Он сделал паузу.
— Худшее я приберег под конец. Мы можем рассекретить Принцессу обратно в Еву Ходжес. Ее карета с четверней сегодня превратилась в тыкву, запряженную мышами. А посмотреть на нее, скажешь, что у нее все в порядке, даже насморка нет. Конечно, она переживает — скучает по маме. В остальном с ней с виду все в порядке. И однако, она больна. После завтрака измерение артериального давления показало сначала спад, а потом подъем. В настоящее время это единственный способ диагностирования, которым располагает Деннинджер. Перед ужином Деннинджер показал мне слайды ее мокроты — как способ похудеть, слайды мокроты просто восхитительны, поверьте мне — и они кишат этими круглыми микробами, которые, по его словам, совсем не микробы, а инкубаторы. Не понимаю, как он может знать, как эта штука выглядит и где она находится, и не уметь ее остановить. Он сыплет терминами, но мне кажется, что он сам их не понимает.
Дитц закурил.
— Ну и к чему мы пришли на сегодняшний день? Есть болезнь, у которой есть несколько ярко выраженных стадий… но некоторые люди минуют одну из стадий. Некоторые могут вернуться на одну стадию назад. С некоторыми случается и то, и то. Некоторые задерживаются на одной стадии в течение сравнительно долгого промежутка времени, другие же проносятся через все четыре, словно на реактивных санях. Один из наших «чистых» объектов уже больше не является «чистым». Другой же представляет собой тридцатилетнего грубияна, который здоров, как я. Деннинджер сделал ему миллионов тридцать анализов и определил только четыре отклонения от нормы: у Редмана очень много родинок на теле.
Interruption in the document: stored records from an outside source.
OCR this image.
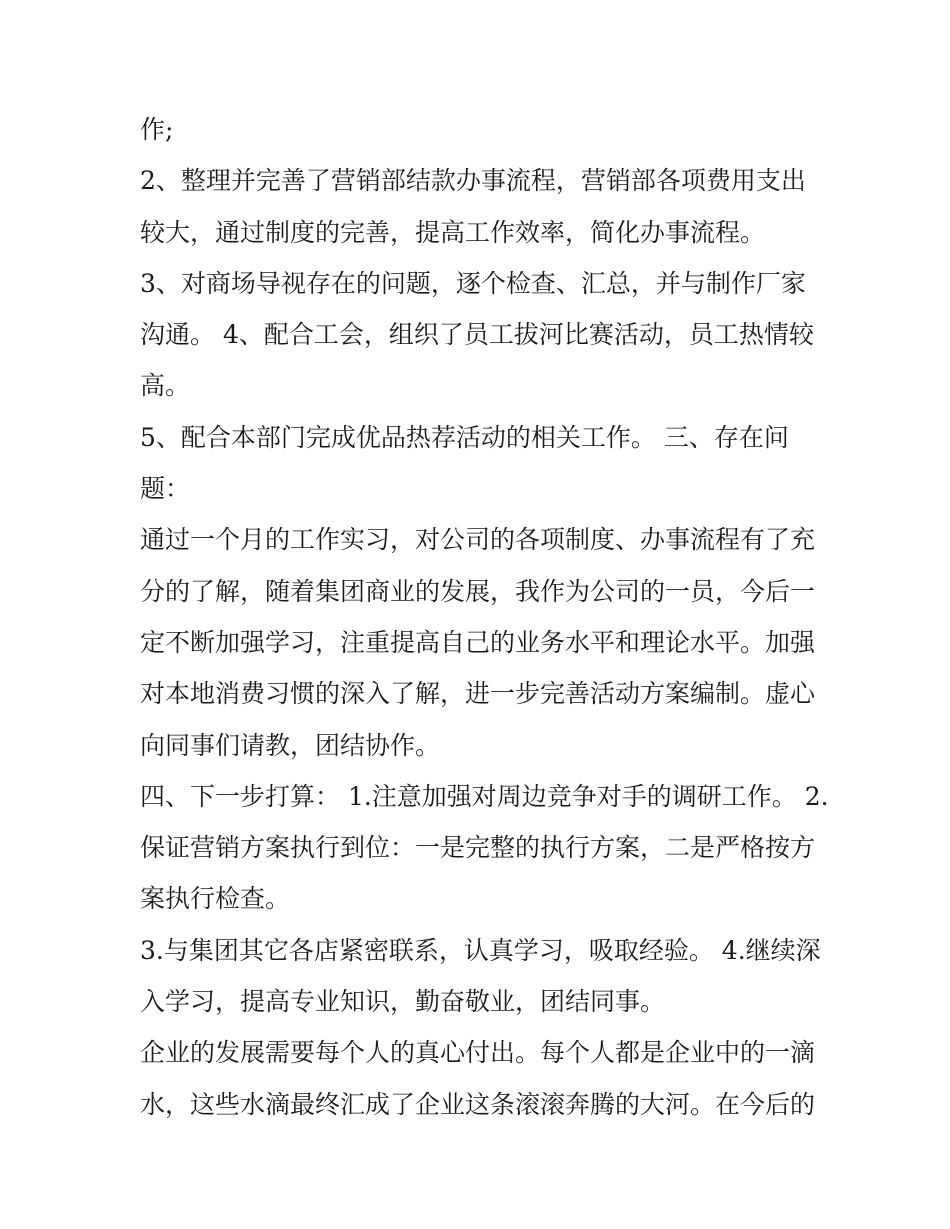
作;
2、整理并完善了营销部结款办事流程，营销部各项费用支出
较大，通过制度的完善，提高工作效率，简化办事流程。
3、对商场导视存在的问题，逐个检查、汇总，并与制作厂家
沟通。 4、配合工会，组织了员工拔河比赛活动，员工热情较
高。
5、配合本部门完成优品热荐活动的相关工作。 三、存在问
题：
通过一个月的工作实习，对公司的各项制度、办事流程有了充
分的了解，随着集团商业的发展，我作为公司的一员，今后一
定不断加强学习，注重提高自己的业务水平和理论水平。加强
对本地消费习惯的深入了解，进一步完善活动方案编制。虚心
向同事们请教，团结协作。
四、下一步打算： 1.注意加强对周边竞争对手的调研工作。 2.
保证营销方案执行到位：一是完整的执行方案，二是严格按方
案执行检查。
3.与集团其它各店紧密联系，认真学习，吸取经验。 4.继续深
入学习，提高专业知识，勤奋敬业，团结同事。
企业的发展需要每个人的真心付出。每个人都是企业中的一滴
水，这些水滴最终汇成了企业这条滚滚奔腾的大河。在今后的
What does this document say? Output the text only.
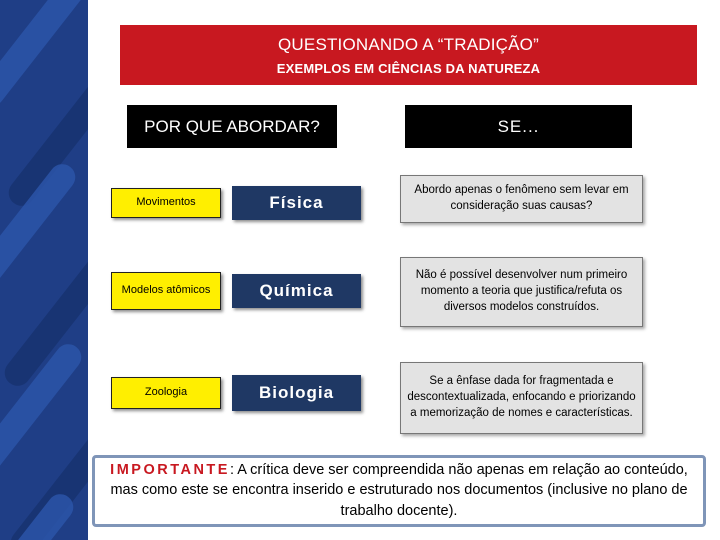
QUESTIONANDO A “TRADIÇÃO”
EXEMPLOS EM CIÊNCIAS DA NATUREZA
POR QUE ABORDAR?	SE...
Movimentos	Física
Abordo apenas o fenômeno sem levar em consideração suas causas?
Modelos atômicos	Química
Não é possível desenvolver num primeiro momento a teoria que justifica/refuta os diversos modelos construídos.
Zoologia	Biologia
Se a ênfase dada for fragmentada e descontextualizada, enfocando e priorizando a memorização de nomes e características.
IMPORTANTE: A crítica deve ser compreendida não apenas em relação ao conteúdo, mas como este se encontra inserido e estruturado nos documentos (inclusive no plano de trabalho docente).
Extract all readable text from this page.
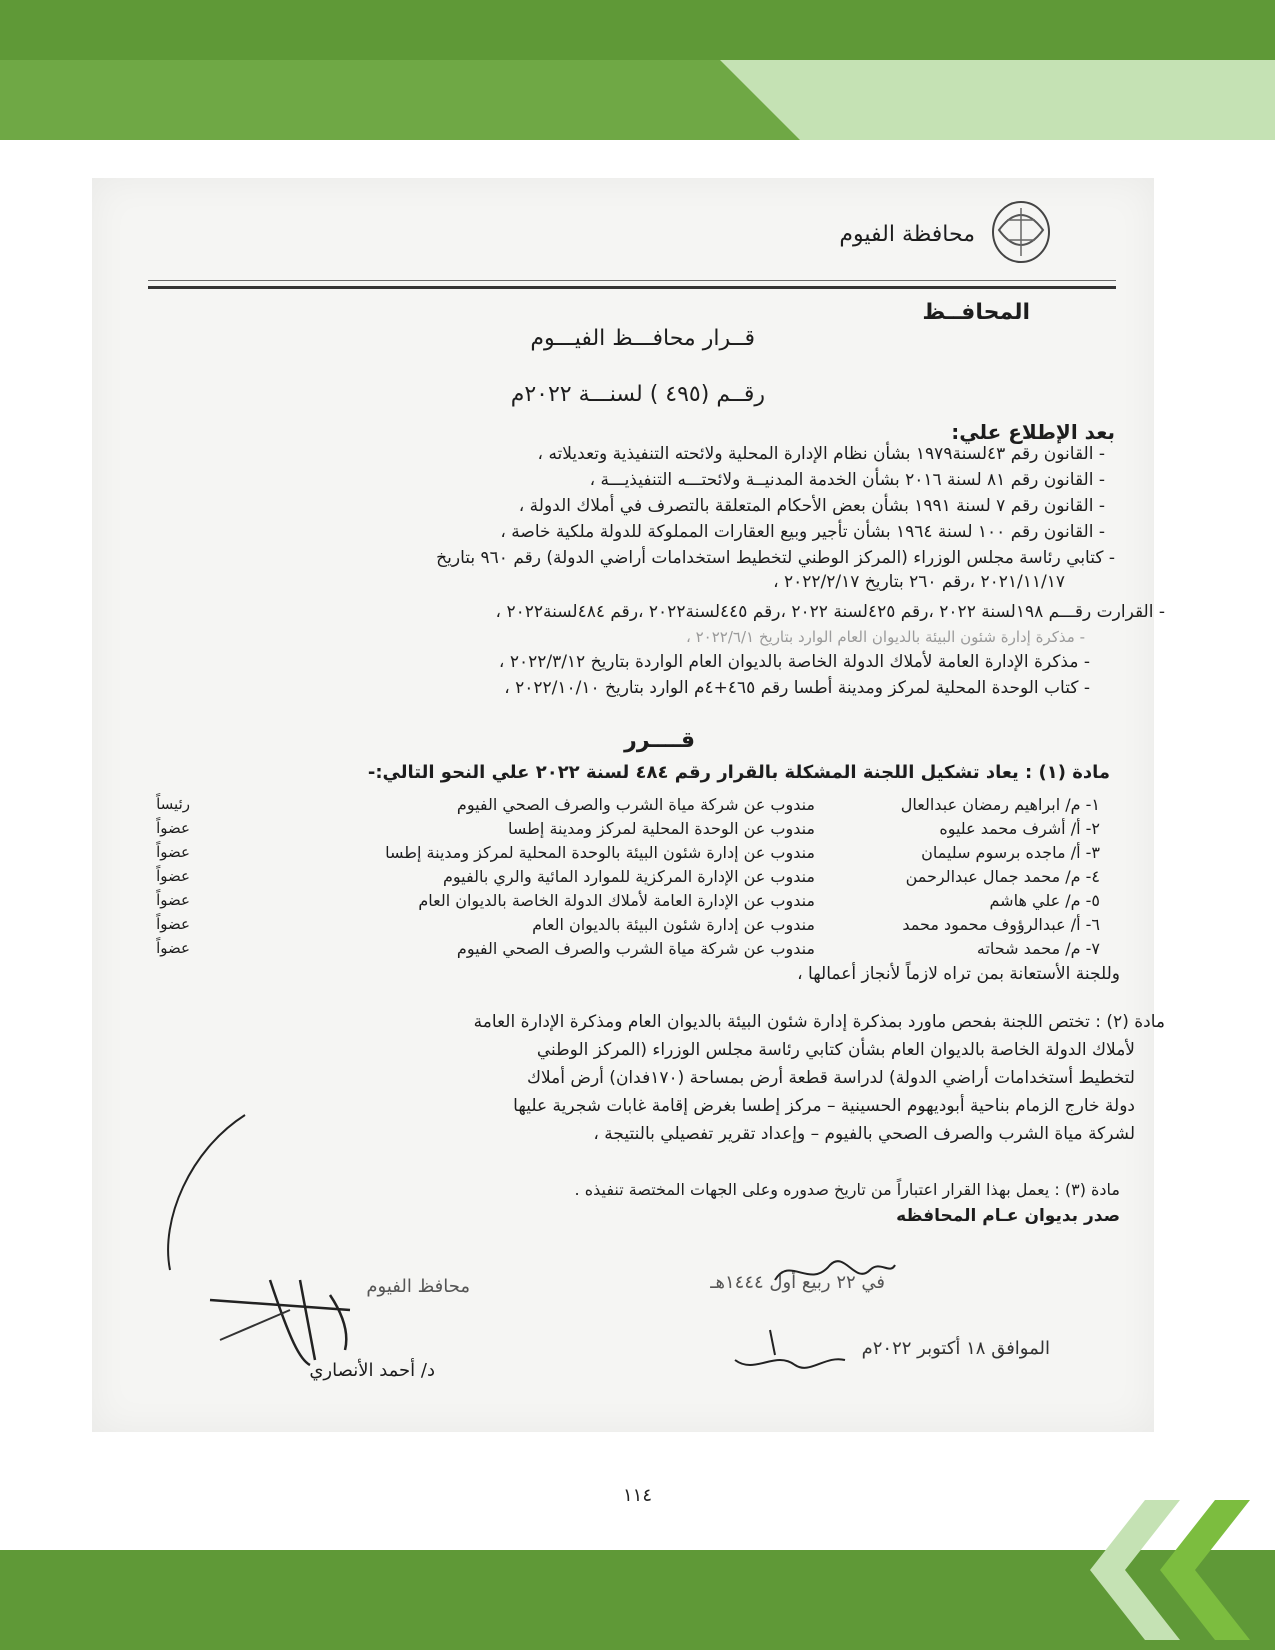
محافظة الفيوم
المحافــظ
قــرار محافـــظ الفيـــوم
رقــم (٤٩٥ ) لسنـــة ٢٠٢٢م
بعد الإطلاع علي:
- القانون رقم ٤٣لسنة١٩٧٩ بشأن نظام الإدارة المحلية ولائحته التنفيذية وتعديلاته ،
- القانون رقم ٨١ لسنة ٢٠١٦ بشأن الخدمة المدنيــة ولائحتـــه التنفيذيـــة ،
- القانون رقم ٧ لسنة ١٩٩١ بشأن بعض الأحكام المتعلقة بالتصرف في أملاك الدولة ،
- القانون رقم ١٠٠ لسنة ١٩٦٤ بشأن تأجير وبيع العقارات المملوكة للدولة ملكية خاصة ،
- كتابي رئاسة مجلس الوزراء (المركز الوطني لتخطيط استخدامات أراضي الدولة) رقم ٩٦٠ بتاريخ
٢٠٢١/١١/١٧ ،رقم ٢٦٠ بتاريخ ٢٠٢٢/٢/١٧ ،
- القرارت رقـــم ١٩٨لسنة ٢٠٢٢ ،رقم ٤٢٥لسنة ٢٠٢٢ ،رقم ٤٤٥لسنة٢٠٢٢ ،رقم ٤٨٤لسنة٢٠٢٢ ،
- مذكرة إدارة شئون البيئة بالديوان العام الوارد بتاريخ ٢٠٢٢/٦/١ ،
- مذكرة الإدارة العامة لأملاك الدولة الخاصة بالديوان العام الواردة بتاريخ ٢٠٢٢/٣/١٢ ،
- كتاب الوحدة المحلية لمركز ومدينة أطسا رقم ٤٦٥+٤م الوارد بتاريخ ٢٠٢٢/١٠/١٠ ،
قــــرر
مادة (١) : يعاد تشكيل اللجنة المشكلة بالقرار رقم ٤٨٤ لسنة ٢٠٢٢ علي النحو التالي:-
١- م/ ابراهيم رمضان عبدالعال
مندوب عن شركة مياة الشرب والصرف الصحي الفيوم
رئيساً
٢- أ/ أشرف محمد عليوه
مندوب عن الوحدة المحلية لمركز ومدينة إطسا
عضواً
٣- أ/ ماجده برسوم سليمان
مندوب عن إدارة شئون البيئة بالوحدة المحلية لمركز ومدينة إطسا
عضواً
٤- م/ محمد جمال عبدالرحمن
مندوب عن الإدارة المركزية للموارد المائية والري بالفيوم
عضواً
٥- م/ علي هاشم
مندوب عن الإدارة العامة لأملاك الدولة الخاصة بالديوان العام
عضواً
٦- أ/ عبدالرؤوف محمود محمد
مندوب عن إدارة شئون البيئة بالديوان العام
عضواً
٧- م/ محمد شحاته
مندوب عن شركة مياة الشرب والصرف الصحي الفيوم
عضواً
وللجنة الأستعانة بمن تراه لازماً لأنجاز أعمالها ،
مادة (٢) : تختص اللجنة بفحص ماورد بمذكرة إدارة شئون البيئة بالديوان العام ومذكرة الإدارة العامة
لأملاك الدولة الخاصة بالديوان العام بشأن كتابي رئاسة مجلس الوزراء (المركز الوطني
لتخطيط أستخدامات أراضي الدولة) لدراسة قطعة أرض بمساحة (١٧٠فدان) أرض أملاك
دولة خارج الزمام بناحية أبوديهوم الحسينية – مركز إطسا بغرض إقامة غابات شجرية عليها
لشركة مياة الشرب والصرف الصحي بالفيوم – وإعداد تقرير تفصيلي بالنتيجة ،
مادة (٣) : يعمل بهذا القرار اعتباراً من تاريخ صدوره وعلى الجهات المختصة تنفيذه .
صدر بديوان عـام المحافظه
في ٢٢ ربيع أول ١٤٤٤هـ
الموافق ١٨ أكتوبر ٢٠٢٢م
محافظ الفيوم
د/ أحمد الأنصاري
١١٤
У него легкая склонность к гипертонии, настолько легкая, что нет смысла лечить ее сейчас. Когда он нервничает, у него появляется небольшой тик под левым глазом. И Деннинджер утверждает, что он видит сны гораздо чаще среднестатистической нормы — почти всю ночь подряд, каждую ночь. Они выяснили это из электроэнцефалограмм, которые они успели снять, прежде чем он забастовал. Вот такие дела. Я ничего не могу из этого извлечь. В том же положении и доктор Деннинджер, и люди, которые проверяют его работу. Все это пугает меня. Старки. Это пугает меня потому, что никто, за исключением очень классного врача, посвященного во все факты, не определит ничего, кроме обыкновенной простуды, у людей, зараженных этой штукой. И, Бог мой, ведь никто не пойдет к врачу, если только у него не воспаление легких, или подозрительная опухоль на груди, или тяжелый случай крапивницы. Слишком дорого обходится визит. Вот они и останутся дома, будут пить побольше жидкости и соблюдать постельный режим. А потом они умрут. Но перед тем, как умереть, они загрязнят каждого, кто заглянет к ним в комнату. Все мы по-прежнему ждем, что Принц — мне кажется, я где-то использовал его настоящее имя, но сейчас мне на это глубоко плевать — свалится сегодня ночью, или завтра, или — самое позднее — послезавтра. А вплоть до настоящего момента никто из заболевших не проявил никаких признаков улучшения. На мой взгляд, эти сукины дети из Калифорнии слегка перестарались».
Дитц, Атланта, ПиБи-2, конец сообщения.
Он выключил магнитофон и долго-долго смотрел на него. Потом он снова закурил.
Было без двух минут полночь.
Патти Гриер, медсестра, пытавшаяся смерить Стью давление, когда он объявил забастовку, пролистывала свежий выпуск «МакКолл» и ожидала того момента, когда надо будет идти и проверить мистера Салливана и мистера Хэпскома. Хэп будет сидеть и смотреть телевизор, и с ним не возникнет никаких проблем. Ему нравилось подшучивать над ней, интересуясь, насколько сильно надо ущипнуть ее задницу, чтобы она почувствовала это сквозь свой белый скафандр. Мистер Салливан будет спать, и ей предстоит отвратительная процедура. Ведь не она виновата в том, что ей приходится его будить, и ей казалось, что мистер Салливан должен бы отдавать себе в этом отчет. Ему надо бы гордиться тем, что правительство так о нем заботиться, и тем более бесплатно. И она ему так и скажет, если он опять будет выражать недовольство. Стрелка указывала на двенадцать — пора идти.